# Amount of ground coffee vs grind courseness vs tamp strength



## julesee (Aug 12, 2014)

Ive now been making my own coffee at home for the last 9 months and the results are decent, but am eondering whether i can now take this up another level and get more flavour out of my beans. So far ive been setting the amount of ground beans in the puck to a certain level and using same tamp strength all the time, and adjusting the grind until i get the coffee extraction coming out at the right speed. Am i right in thinking though that different beans ideally require different combinations? If so how do you find the right combinations of ground coffee, tamp strength and grind courseness for any given bean?


----------



## GCGlasgow (Jul 27, 2014)

I think you'll find on here the general consensus is you need to weigh the grind, and go for a ratio of 1:2 eg 18g in 36g out and looking for around 25 seconds for the pour...seems a bit of messing about but when you get it right it's worth it.


----------



## hotmetal (Oct 31, 2013)

Yes, I'm no expert, but I would be inclined not to mess about with different tamping pressures, as this is one of the things that you ideally want to develop consistency in, and set a muscle memory up. I'd keep the tamp the same, and maybe experiment with dose vs grind, or different ratios. If you tamp consistently then different beans will tell you what they want from the grinder. A slight drop in dose might get you a longer ratio in the same shot time. Try to keep as many factors the same so you can repeat it if you like the results. Varying your dose between say 17 and 19g (keeping grind and tamp the same) and stopping the shot at the same time will give you surprisingly different drinks. For instance sometimes I dose a little higher to get a short, sweet espresso with more mouth feel. Sometimes I drop it a gram and let it run say 17>45 in 28" which is very different but very nice also. You don't need to tweak much to have a voyage of discovery with one bean. But for myself, I'd say I'd get confused if I varied grind and dose and then started trying to semi-blindly compensate with a lighter/harder tamp.
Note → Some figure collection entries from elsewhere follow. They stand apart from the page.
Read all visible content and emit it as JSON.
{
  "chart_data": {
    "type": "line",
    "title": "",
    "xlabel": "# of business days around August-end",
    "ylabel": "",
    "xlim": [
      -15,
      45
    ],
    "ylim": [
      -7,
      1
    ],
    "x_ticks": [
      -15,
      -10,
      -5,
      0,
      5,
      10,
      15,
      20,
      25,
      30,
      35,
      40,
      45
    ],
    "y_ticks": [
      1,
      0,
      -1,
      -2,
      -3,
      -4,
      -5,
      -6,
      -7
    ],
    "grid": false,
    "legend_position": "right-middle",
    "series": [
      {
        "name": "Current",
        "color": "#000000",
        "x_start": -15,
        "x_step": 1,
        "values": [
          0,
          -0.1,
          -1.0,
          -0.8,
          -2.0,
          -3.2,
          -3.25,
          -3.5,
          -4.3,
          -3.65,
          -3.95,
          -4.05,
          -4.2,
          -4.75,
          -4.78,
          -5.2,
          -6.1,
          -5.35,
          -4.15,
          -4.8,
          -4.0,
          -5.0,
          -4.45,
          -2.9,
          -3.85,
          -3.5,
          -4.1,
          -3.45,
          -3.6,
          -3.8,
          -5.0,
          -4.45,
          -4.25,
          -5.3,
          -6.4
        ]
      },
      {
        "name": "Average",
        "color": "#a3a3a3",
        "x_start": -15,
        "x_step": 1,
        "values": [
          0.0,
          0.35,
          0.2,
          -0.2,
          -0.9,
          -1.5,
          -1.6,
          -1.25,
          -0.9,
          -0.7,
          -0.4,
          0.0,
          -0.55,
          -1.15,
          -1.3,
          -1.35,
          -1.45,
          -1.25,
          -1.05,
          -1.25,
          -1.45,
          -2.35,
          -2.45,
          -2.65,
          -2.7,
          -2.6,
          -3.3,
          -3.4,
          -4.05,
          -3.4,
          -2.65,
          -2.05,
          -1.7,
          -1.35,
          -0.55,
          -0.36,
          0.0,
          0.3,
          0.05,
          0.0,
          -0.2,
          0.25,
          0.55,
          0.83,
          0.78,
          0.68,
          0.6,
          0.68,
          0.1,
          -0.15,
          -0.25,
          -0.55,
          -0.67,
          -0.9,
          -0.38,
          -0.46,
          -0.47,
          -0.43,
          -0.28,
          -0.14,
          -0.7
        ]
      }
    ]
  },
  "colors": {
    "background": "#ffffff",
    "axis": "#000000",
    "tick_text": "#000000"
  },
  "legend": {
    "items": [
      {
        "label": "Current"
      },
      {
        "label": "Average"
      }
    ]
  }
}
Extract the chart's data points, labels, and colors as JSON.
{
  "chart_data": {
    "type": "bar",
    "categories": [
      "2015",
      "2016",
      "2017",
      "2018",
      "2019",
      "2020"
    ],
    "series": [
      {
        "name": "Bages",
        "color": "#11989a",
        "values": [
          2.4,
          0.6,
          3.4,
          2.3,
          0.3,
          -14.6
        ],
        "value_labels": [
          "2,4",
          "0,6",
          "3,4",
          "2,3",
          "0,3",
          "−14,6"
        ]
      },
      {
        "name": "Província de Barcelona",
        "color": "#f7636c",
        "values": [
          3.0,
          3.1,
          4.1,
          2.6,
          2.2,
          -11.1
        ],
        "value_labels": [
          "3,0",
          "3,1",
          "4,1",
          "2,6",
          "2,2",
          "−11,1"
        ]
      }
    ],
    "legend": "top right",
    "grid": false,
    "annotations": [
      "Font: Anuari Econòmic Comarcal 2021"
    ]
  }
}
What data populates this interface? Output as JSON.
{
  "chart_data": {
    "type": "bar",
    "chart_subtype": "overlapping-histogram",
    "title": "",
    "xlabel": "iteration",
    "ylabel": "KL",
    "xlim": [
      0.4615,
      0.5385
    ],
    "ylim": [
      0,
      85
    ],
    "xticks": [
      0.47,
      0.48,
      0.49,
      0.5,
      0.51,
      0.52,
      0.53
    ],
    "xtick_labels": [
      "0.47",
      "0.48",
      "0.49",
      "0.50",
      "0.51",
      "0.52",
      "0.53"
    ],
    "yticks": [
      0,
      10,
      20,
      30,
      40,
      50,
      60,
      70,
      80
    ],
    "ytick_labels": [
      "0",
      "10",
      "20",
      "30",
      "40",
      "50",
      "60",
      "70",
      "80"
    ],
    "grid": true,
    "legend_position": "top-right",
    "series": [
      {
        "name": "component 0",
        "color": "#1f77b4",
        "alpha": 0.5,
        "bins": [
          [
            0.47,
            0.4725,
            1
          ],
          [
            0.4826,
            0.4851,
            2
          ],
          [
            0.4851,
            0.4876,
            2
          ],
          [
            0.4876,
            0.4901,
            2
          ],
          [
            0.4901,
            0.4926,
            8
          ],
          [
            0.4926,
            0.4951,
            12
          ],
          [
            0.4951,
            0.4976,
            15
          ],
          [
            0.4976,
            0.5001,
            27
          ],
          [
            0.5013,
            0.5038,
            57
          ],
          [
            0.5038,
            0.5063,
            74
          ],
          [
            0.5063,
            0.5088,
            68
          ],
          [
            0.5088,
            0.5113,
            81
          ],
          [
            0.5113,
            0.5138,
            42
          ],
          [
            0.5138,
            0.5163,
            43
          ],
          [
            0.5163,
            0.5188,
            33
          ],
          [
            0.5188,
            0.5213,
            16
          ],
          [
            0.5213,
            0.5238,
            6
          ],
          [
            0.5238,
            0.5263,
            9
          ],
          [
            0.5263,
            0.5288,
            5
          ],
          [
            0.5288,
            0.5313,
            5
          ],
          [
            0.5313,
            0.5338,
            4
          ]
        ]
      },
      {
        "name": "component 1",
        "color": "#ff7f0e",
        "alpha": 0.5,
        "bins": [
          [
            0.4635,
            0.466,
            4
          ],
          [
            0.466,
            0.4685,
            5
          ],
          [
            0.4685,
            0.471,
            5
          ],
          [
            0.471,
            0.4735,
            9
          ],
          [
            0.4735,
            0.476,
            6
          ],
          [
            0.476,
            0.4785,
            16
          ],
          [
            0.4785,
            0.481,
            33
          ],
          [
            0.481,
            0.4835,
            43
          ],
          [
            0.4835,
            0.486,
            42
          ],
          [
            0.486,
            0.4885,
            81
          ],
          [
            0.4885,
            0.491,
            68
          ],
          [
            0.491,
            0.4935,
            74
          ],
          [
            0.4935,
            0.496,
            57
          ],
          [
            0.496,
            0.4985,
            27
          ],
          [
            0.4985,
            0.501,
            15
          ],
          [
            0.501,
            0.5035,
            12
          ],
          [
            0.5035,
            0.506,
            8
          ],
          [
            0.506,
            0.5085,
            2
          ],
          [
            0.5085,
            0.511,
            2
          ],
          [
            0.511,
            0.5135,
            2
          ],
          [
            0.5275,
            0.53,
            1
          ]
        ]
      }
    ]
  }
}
Sounds like you're enjoying it though!


----------



## urbanbumpkin (Jan 30, 2013)

It does differ from different beans. Some darker roasts I was pulling shots on a 1:1 ristretto ratio. In fairness the last 3 different beans I've been tasting I've been getting the best results on 1:2 ratio. These have been on the lighter roster side.
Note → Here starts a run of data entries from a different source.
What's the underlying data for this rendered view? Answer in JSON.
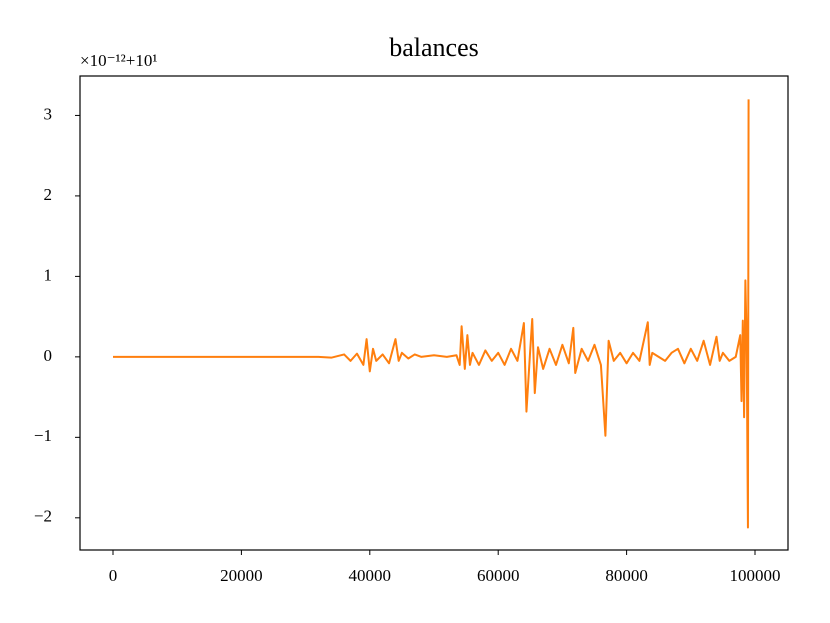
{
  "chart_data": {
    "type": "line",
    "title": "balances",
    "offset_text": "×10⁻¹²+10¹",
    "color": "#ff7f0e",
    "x": [
      0,
      2000,
      4000,
      6000,
      8000,
      10000,
      12000,
      14000,
      16000,
      18000,
      20000,
      22000,
      24000,
      26000,
      28000,
      30000,
      32000,
      34000,
      35000,
      36000,
      37000,
      38000,
      39000,
      39500,
      40000,
      40500,
      41000,
      42000,
      43000,
      44000,
      44500,
      45000,
      46000,
      47000,
      48000,
      50000,
      52000,
      53500,
      54000,
      54300,
      54800,
      55200,
      55600,
      56000,
      57000,
      58000,
      59000,
      60000,
      61000,
      62000,
      63000,
      64000,
      64400,
      65000,
      65300,
      65700,
      66200,
      67000,
      68000,
      69000,
      70000,
      71000,
      71700,
      72000,
      73000,
      74000,
      75000,
      76000,
      76700,
      77200,
      78000,
      79000,
      80000,
      81000,
      82000,
      83300,
      83600,
      84000,
      85000,
      86000,
      87000,
      88000,
      89000,
      90000,
      91000,
      92000,
      93000,
      94000,
      94500,
      95000,
      96000,
      97000,
      97700,
      97900,
      98100,
      98300,
      98500,
      98700,
      98900,
      99000
    ],
    "values": [
      0,
      0,
      0,
      0,
      0,
      0,
      0,
      0,
      0,
      0,
      0,
      0,
      0,
      0,
      0,
      0,
      0,
      -0.01,
      0.01,
      0.03,
      -0.05,
      0.04,
      -0.1,
      0.22,
      -0.18,
      0.1,
      -0.05,
      0.03,
      -0.08,
      0.22,
      -0.05,
      0.05,
      -0.02,
      0.03,
      0,
      0.02,
      0,
      0.02,
      -0.1,
      0.38,
      -0.15,
      0.27,
      -0.1,
      0.05,
      -0.1,
      0.08,
      -0.05,
      0.05,
      -0.1,
      0.1,
      -0.05,
      0.42,
      -0.68,
      0.1,
      0.47,
      -0.45,
      0.12,
      -0.15,
      0.1,
      -0.1,
      0.15,
      -0.08,
      0.36,
      -0.2,
      0.1,
      -0.05,
      0.15,
      -0.1,
      -0.98,
      0.2,
      -0.05,
      0.05,
      -0.08,
      0.05,
      -0.05,
      0.43,
      -0.1,
      0.05,
      0,
      -0.05,
      0.05,
      0.1,
      -0.08,
      0.1,
      -0.05,
      0.2,
      -0.1,
      0.25,
      -0.05,
      0.05,
      -0.05,
      0,
      0.27,
      -0.55,
      0.45,
      -0.75,
      0.95,
      0.2,
      -2.12,
      3.2
    ],
    "xlim": [
      -5140,
      105140
    ],
    "ylim": [
      -2.4,
      3.49
    ],
    "xticks": [
      0,
      20000,
      40000,
      60000,
      80000,
      100000
    ],
    "yticks": [
      {
        "value": -2,
        "label": "−2"
      },
      {
        "value": -1,
        "label": "−1"
      },
      0,
      1,
      2,
      3
    ]
  }
}
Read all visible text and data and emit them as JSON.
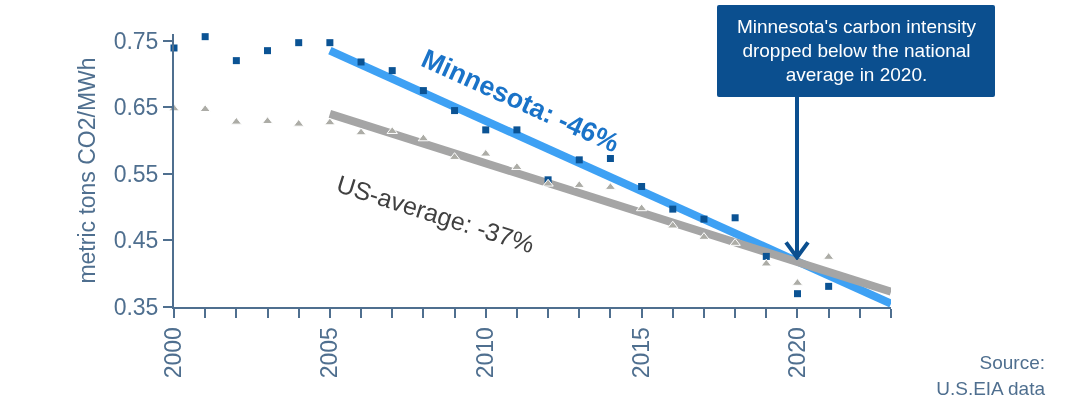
{
  "chart_data": {
    "type": "scatter",
    "ylabel": "metric tons CO2/MWh",
    "xlim": [
      2000,
      2023
    ],
    "ylim": [
      0.35,
      0.76
    ],
    "xticks": [
      2000,
      {
        "value": 2001,
        "label": null
      },
      {
        "value": 2002,
        "label": null
      },
      {
        "value": 2003,
        "label": null
      },
      {
        "value": 2004,
        "label": null
      },
      2005,
      {
        "value": 2006,
        "label": null
      },
      {
        "value": 2007,
        "label": null
      },
      {
        "value": 2008,
        "label": null
      },
      {
        "value": 2009,
        "label": null
      },
      2010,
      {
        "value": 2011,
        "label": null
      },
      {
        "value": 2012,
        "label": null
      },
      {
        "value": 2013,
        "label": null
      },
      {
        "value": 2014,
        "label": null
      },
      2015,
      {
        "value": 2016,
        "label": null
      },
      {
        "value": 2017,
        "label": null
      },
      {
        "value": 2018,
        "label": null
      },
      {
        "value": 2019,
        "label": null
      },
      2020,
      {
        "value": 2021,
        "label": null
      },
      {
        "value": 2022,
        "label": null
      },
      {
        "value": 2023,
        "label": null
      }
    ],
    "yticks": [
      0.35,
      0.45,
      0.55,
      0.65,
      0.75
    ],
    "grid": false,
    "legend": false,
    "x": [
      2000,
      2001,
      2002,
      2003,
      2004,
      2005,
      2006,
      2007,
      2008,
      2009,
      2010,
      2011,
      2012,
      2013,
      2014,
      2015,
      2016,
      2017,
      2018,
      2019,
      2020,
      2021,
      2022,
      2023
    ],
    "series": [
      {
        "type": "line",
        "name": "Minnesota: -46%",
        "color": "#3ea1f4",
        "values": [
          null,
          null,
          null,
          null,
          null,
          0.735,
          null,
          null,
          null,
          null,
          null,
          null,
          null,
          null,
          null,
          null,
          null,
          null,
          null,
          null,
          null,
          null,
          null,
          0.355
        ]
      },
      {
        "type": "line",
        "name": "US-average: -37%",
        "color": "#a5a5a5",
        "values": [
          null,
          null,
          null,
          null,
          null,
          0.64,
          null,
          null,
          null,
          null,
          null,
          null,
          null,
          null,
          null,
          null,
          null,
          null,
          null,
          null,
          null,
          null,
          null,
          0.373
        ]
      },
      {
        "marker": "square",
        "color": "#0b5394",
        "values": [
          0.739,
          0.756,
          0.72,
          0.735,
          0.747,
          0.747,
          0.718,
          0.705,
          0.675,
          0.645,
          0.616,
          0.616,
          0.541,
          0.571,
          0.573,
          0.531,
          0.497,
          0.482,
          0.484,
          0.426,
          0.37,
          0.381,
          null,
          null
        ]
      },
      {
        "marker": "triangle",
        "color": "#acaca6",
        "values": [
          0.648,
          0.647,
          0.628,
          0.629,
          0.625,
          0.627,
          0.612,
          0.614,
          0.603,
          0.575,
          0.58,
          0.56,
          0.535,
          0.533,
          0.53,
          0.498,
          0.472,
          0.455,
          0.446,
          0.415,
          0.386,
          0.425,
          null,
          null
        ]
      }
    ],
    "annotations": [
      {
        "text": "Minnesota's carbon intensity dropped below the national average in 2020.",
        "x": 2020,
        "y": 0.42
      },
      "Source: U.S.EIA data"
    ]
  }
}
1.6 is banded as the ball park figure and is a good starting point. If the shot tastes sour try giving it longer.


----------



## urbanbumpkin (Jan 30, 2013)

Sorry have just re-read you thread. Try and keep the tamp pressure the same and let the grinder adjustments do the rest.


----------



## julesee (Aug 12, 2014)

Many thanks guys - will try some of the above.... First step clearly is buying some scales!


----------



## hotmetal (Oct 31, 2013)

Glad my ramblings may have been of use. Scales and a stopwatch or timer definitely help if you want to explore different tastes (and have any hope of repeating a good result!) If you have a smartphone you can even download espresso timer apps that count preinfusion, count down into the moment you start the shot and then count up. You can set brew time and an alarm sounds after the chosen time has elapsed. Cheaper than buying a kitchen timer that has those features. I don't think one needs to be terribly accurate with time, it's just good to have a gadget to take care of it while you are juggling milk jugs, portafilters etc and watching the scales and thinking about tastes. Easy to forget to notice how long the shot ran for while looking at the scales and the pour.
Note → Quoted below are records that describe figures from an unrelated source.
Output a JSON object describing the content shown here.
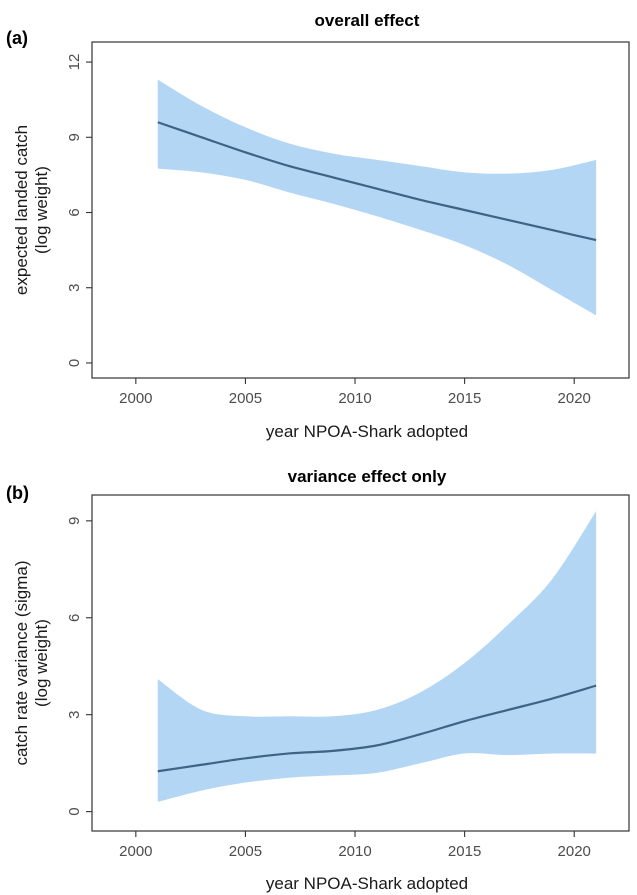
{
  "chart_data": [
    {
      "type": "line",
      "tag": "(a)",
      "title": "overall effect",
      "xlabel": "year NPOA-Shark adopted",
      "ylabel": [
        "expected landed catch",
        "(log weight)"
      ],
      "xlim": [
        1998,
        2022.5
      ],
      "ylim": [
        -0.6,
        12.8
      ],
      "xticks": [
        2000,
        2005,
        2010,
        2015,
        2020
      ],
      "yticks": [
        0,
        3,
        6,
        9,
        12
      ],
      "grid": false,
      "band_color": "#b3d6f5",
      "line_color": "#3d6485",
      "x": [
        2001,
        2003,
        2005,
        2007,
        2009,
        2011,
        2013,
        2015,
        2017,
        2019,
        2021
      ],
      "mean": [
        9.6,
        9.0,
        8.4,
        7.85,
        7.4,
        6.95,
        6.5,
        6.1,
        5.7,
        5.3,
        4.9
      ],
      "lower": [
        7.75,
        7.6,
        7.3,
        6.8,
        6.35,
        5.85,
        5.3,
        4.7,
        3.9,
        2.9,
        1.9
      ],
      "upper": [
        11.3,
        10.25,
        9.4,
        8.75,
        8.35,
        8.1,
        7.85,
        7.6,
        7.55,
        7.7,
        8.1
      ]
    },
    {
      "type": "line",
      "tag": "(b)",
      "title": "variance effect only",
      "xlabel": "year NPOA-Shark adopted",
      "ylabel": [
        "catch rate variance (sigma)",
        "(log weight)"
      ],
      "xlim": [
        1998,
        2022.5
      ],
      "ylim": [
        -0.6,
        9.8
      ],
      "xticks": [
        2000,
        2005,
        2010,
        2015,
        2020
      ],
      "yticks": [
        0,
        3,
        6,
        9
      ],
      "grid": false,
      "band_color": "#b3d6f5",
      "line_color": "#3d6485",
      "x": [
        2001,
        2003,
        2005,
        2007,
        2009,
        2011,
        2013,
        2015,
        2017,
        2019,
        2021
      ],
      "mean": [
        1.25,
        1.45,
        1.65,
        1.8,
        1.88,
        2.05,
        2.4,
        2.8,
        3.15,
        3.5,
        3.9
      ],
      "lower": [
        0.3,
        0.65,
        0.9,
        1.05,
        1.12,
        1.2,
        1.5,
        1.8,
        1.75,
        1.8,
        1.8
      ],
      "upper": [
        4.1,
        3.15,
        2.95,
        2.95,
        2.95,
        3.15,
        3.7,
        4.6,
        5.8,
        7.2,
        9.3
      ]
    }
  ]
}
My scales are cheap (£8) Chinese one from eBay but they do the job. You want, ideally, scales that go up to 500g-1kg with 0.1g or better resolution. If they're big enough to fit a portafilter on (for ease of weighing dose in), but thin enough to fit under your cup when it's on the drip tray (to weigh coffee out) and can keep up with the shot as it runs then so much the better. But the cheap ones do the job OK.


----------



## DoubleShot (Apr 23, 2014)

Which espresso timer apps do you recommend? Hopefully available for iOS. Never thought to look for such an app despite having 400+ already installed!

Thanks.


----------



## Mrboots2u (May 10, 2013)

julesee said:


> Many thanks guys - will try some of the above.... First step clearly is buying some scales!


Have a read of this may or may not help

There will be some more articles / threads going up over the next week/ weeks around some basic processes

http://coffeeforums.co.uk/content.php?375-Weighing-Espresso-(Brew-Ratios)


----------



## julesee (Aug 12, 2014)

Many thanks again for everyone's help


----------